Swapping partitions WAS: Please help new hard drive install
Knapp
magick.crow at gmail.com
Thu Dec 18 08:03:26 UTC 2008
On Thu, Dec 18, 2008 at 8:08 AM, Leonard Chatagnier
<lenc5570 at sbcglobal.net>wrote:
>
> --- On Thu, 12/18/08, Knapp <magick.crow at gmail.com> wrote:
>
> > From: Knapp <magick.crow at gmail.com>
> > Subject: Swapping partitions WAS: Please help new hard drive install
> > To: "Ubuntu user technical support, not for general discussions" <
> ubuntu-users at lists.ubuntu.com>
> > Date: Thursday, December 18, 2008, 12:09 AM
> > OK, I am a bit lost.
> > I have 2 copies of my partitions one on drive sda (old one)
> > and one on sdb
> > the new one. I want to change my root partition to be the
> > one on the new
> > drive but both must be labeled / right? Also there is no
> > uuid for the new
> > partition, as best as I can tell because it is not mounted,
> > so how do I get
> > the id? I could use a label / but then how would it know
> > which one to use?
> > Anyway, as I said, I am lost!
> > Thanks for all the help so far.
> >
> > sba7 is the old one
> >
> > sdb6 is the new one, if that helps any.
> >
> > Thanks all!
> >
> Hello Doug,
>
> I don't know or if others know just what you're getting at.

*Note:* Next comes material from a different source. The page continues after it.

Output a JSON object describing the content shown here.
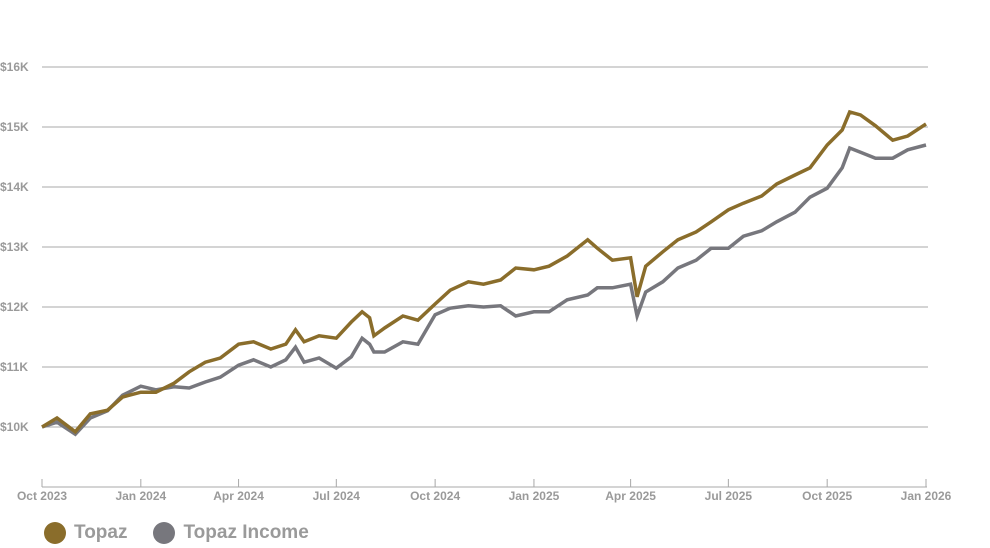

> Let me see if I can get you started so someone more expert
> than I may help. You have 2 drives on the machine and you
> want your root / on the second drive. Do you have an OS
> installed on the 2nd drive or at least a file system? You
> can't just go assigning a "/" directory on a partition
> that I know of; installing an operating system such as
> using and alternate or live CD will do it and perhaps if
> you partition the sdb drive and assign a file system, ext3,
> there may be a way to give it a "/" directory, but I don't
> know; just a thought. if it could be done, you'd probably
> have to copy your / dir from sda1 to sdb1 and tell your
> OS where to look for the new /. So, why don't you tell the list just
> why you want to do this, exactly what you did to partition
> and setup the sdb drive and anything else related you might
> think of. It's certainly simpler to have the OS on one drive.
> Leonard Chatagnier
> lenc5570 at sbcglobal.net
>
Thanks for the reply, sorry if that was not clear.
I have 2 drives that are copies of each other. They both have a fully
working linux on them. The full system is running off of sda and I want to
make fstab now use sdb but just for the root partition. Perhaps looking at
the first part of the thread would help.